No more secrets. Full transparency. We’d oversee safety. Only ethical sources — no trapping, no buying online animals. Professional ventilation (we bought a fume hood for the garage). He’d take classes when old enough.
We moved the workshop to the garage — built him a proper station with lights, shelves, lockable cabinets.
He entered his squirrel in the state junior taxidermy competition (yes, that’s a thing) in fall 2024 — won first place in his age group.
Judges said his work was “exceptionally advanced.”
Now, at 12, he has a small Instagram (supervised by us) sharing his pieces — mostly birds and small mammals, all labeled “found deceased.” Thousands of followers. Messages from professional taxidermists offering mentorship.
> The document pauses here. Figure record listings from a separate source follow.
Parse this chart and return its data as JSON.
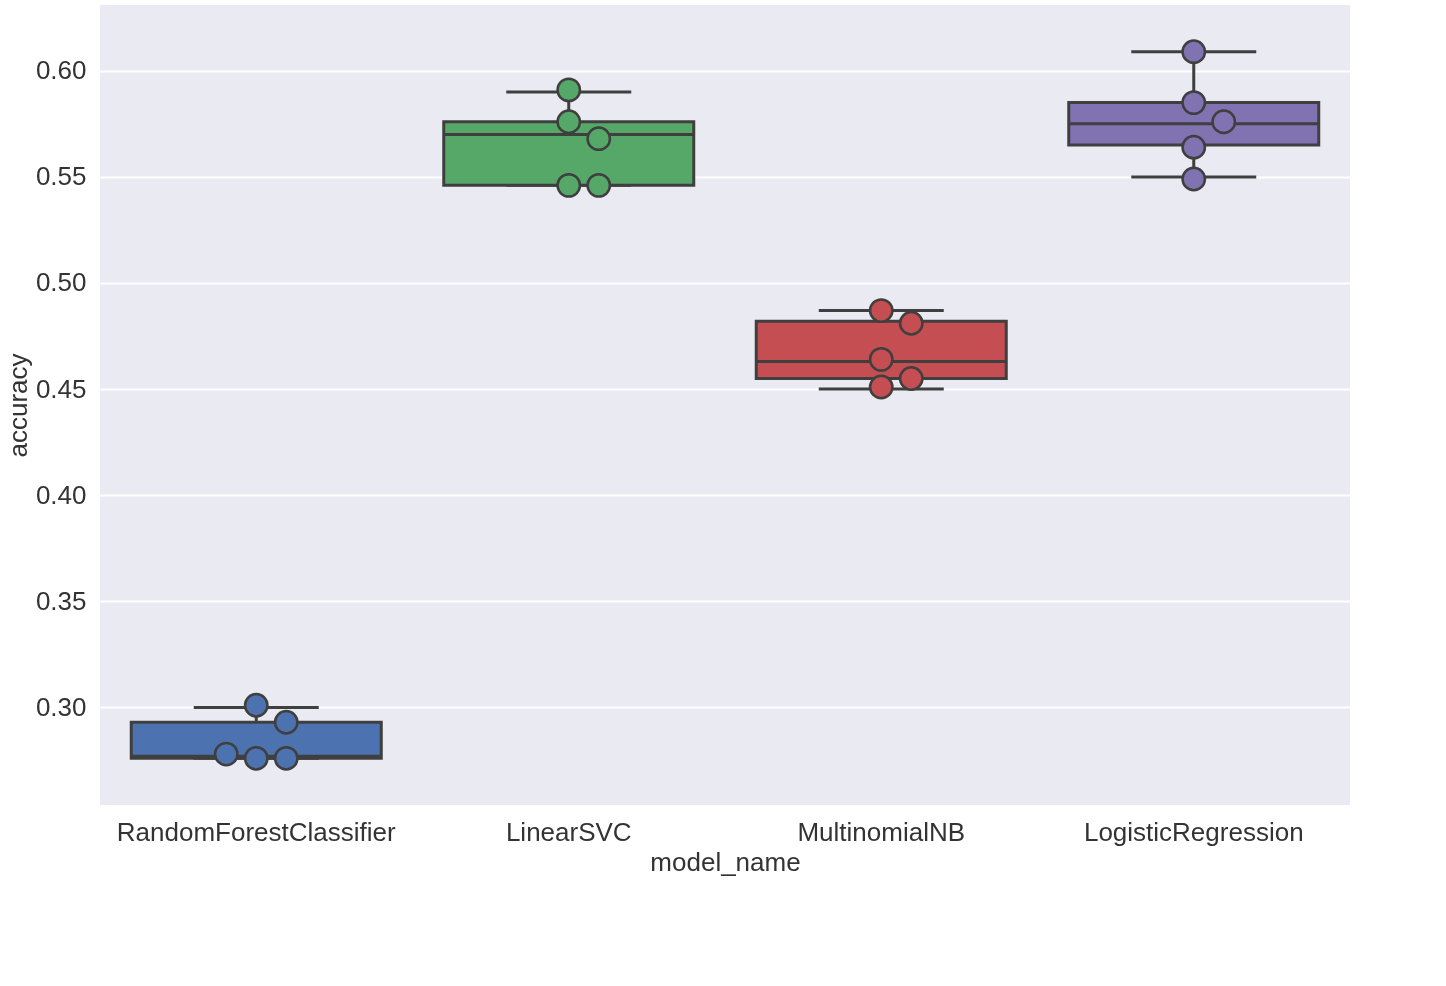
{
  "chart_data": {
    "type": "box",
    "xlabel": "model_name",
    "ylabel": "accuracy",
    "categories": [
      "RandomForestClassifier",
      "LinearSVC",
      "MultinomialNB",
      "LogisticRegression"
    ],
    "colors": [
      "#4c72b0",
      "#55a868",
      "#c44e52",
      "#8172b2"
    ],
    "boxes": [
      {
        "low": 0.276,
        "q1": 0.276,
        "median": 0.277,
        "q3": 0.293,
        "high": 0.3
      },
      {
        "low": 0.546,
        "q1": 0.546,
        "median": 0.57,
        "q3": 0.576,
        "high": 0.59
      },
      {
        "low": 0.45,
        "q1": 0.455,
        "median": 0.463,
        "q3": 0.482,
        "high": 0.487
      },
      {
        "low": 0.55,
        "q1": 0.565,
        "median": 0.575,
        "q3": 0.585,
        "high": 0.609
      }
    ],
    "series": [
      {
        "type": "scatter",
        "color": "#4c72b0",
        "x": [
          "RandomForestClassifier",
          "RandomForestClassifier",
          "RandomForestClassifier",
          "RandomForestClassifier",
          "RandomForestClassifier"
        ],
        "values": [
          0.301,
          0.293,
          0.276,
          0.276,
          0.278
        ]
      },
      {
        "type": "scatter",
        "color": "#55a868",
        "x": [
          "LinearSVC",
          "LinearSVC",
          "LinearSVC",
          "LinearSVC",
          "LinearSVC"
        ],
        "values": [
          0.591,
          0.576,
          0.568,
          0.546,
          0.546
        ]
      },
      {
        "type": "scatter",
        "color": "#c44e52",
        "x": [
          "MultinomialNB",
          "MultinomialNB",
          "MultinomialNB",
          "MultinomialNB",
          "MultinomialNB"
        ],
        "values": [
          0.487,
          0.481,
          0.464,
          0.455,
          0.451
        ]
      },
      {
        "type": "scatter",
        "color": "#8172b2",
        "x": [
          "LogisticRegression",
          "LogisticRegression",
          "LogisticRegression",
          "LogisticRegression",
          "LogisticRegression"
        ],
        "values": [
          0.609,
          0.585,
          0.576,
          0.564,
          0.549
        ]
      }
    ],
    "marker": "circle",
    "ylim": [
      0.254,
      0.631
    ],
    "yticks": [
      {
        "value": 0.3,
        "label": "0.30"
      },
      {
        "value": 0.35,
        "label": "0.35"
      },
      {
        "value": 0.4,
        "label": "0.40"
      },
      {
        "value": 0.45,
        "label": "0.45"
      },
      {
        "value": 0.5,
        "label": "0.50"
      },
      {
        "value": 0.55,
        "label": "0.55"
      },
      {
        "value": 0.6,
        "label": "0.60"
      }
    ],
    "grid": "y"
  }
}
He wants to study biology, maybe work in museum preservation.
Our family talks about it openly now. Some relatives are squeamish, others fascinated. Lily thinks it’s “cool but gross.”
We almost shut it down that day in his room — almost told him to find a “normal” hobby.
If we had, we’d have crushed the thing that makes him shine.
Instead, we leaned in.
Supported the weird.
And watched our quiet kid become confidently, unapologetically himself.
Parenting isn’t about making your child fit the mold.
Sometimes it’s about breaking the mold to fit your child.
Ethan’s secret hobby shocked us to our core.
But it also showed us who he really is.
And we couldn’t be prouder.
TL;DR: Discovered my 10-year-old son had secretly taught himself professional-level taxidermy in his closet using roadkill and online tutorials. After the initial shock, we supported his passion, moved his workshop to the garage, and watched him win competitions and find his true calling. The hidden hobby we almost shut down became the thing that makes him extraordinary.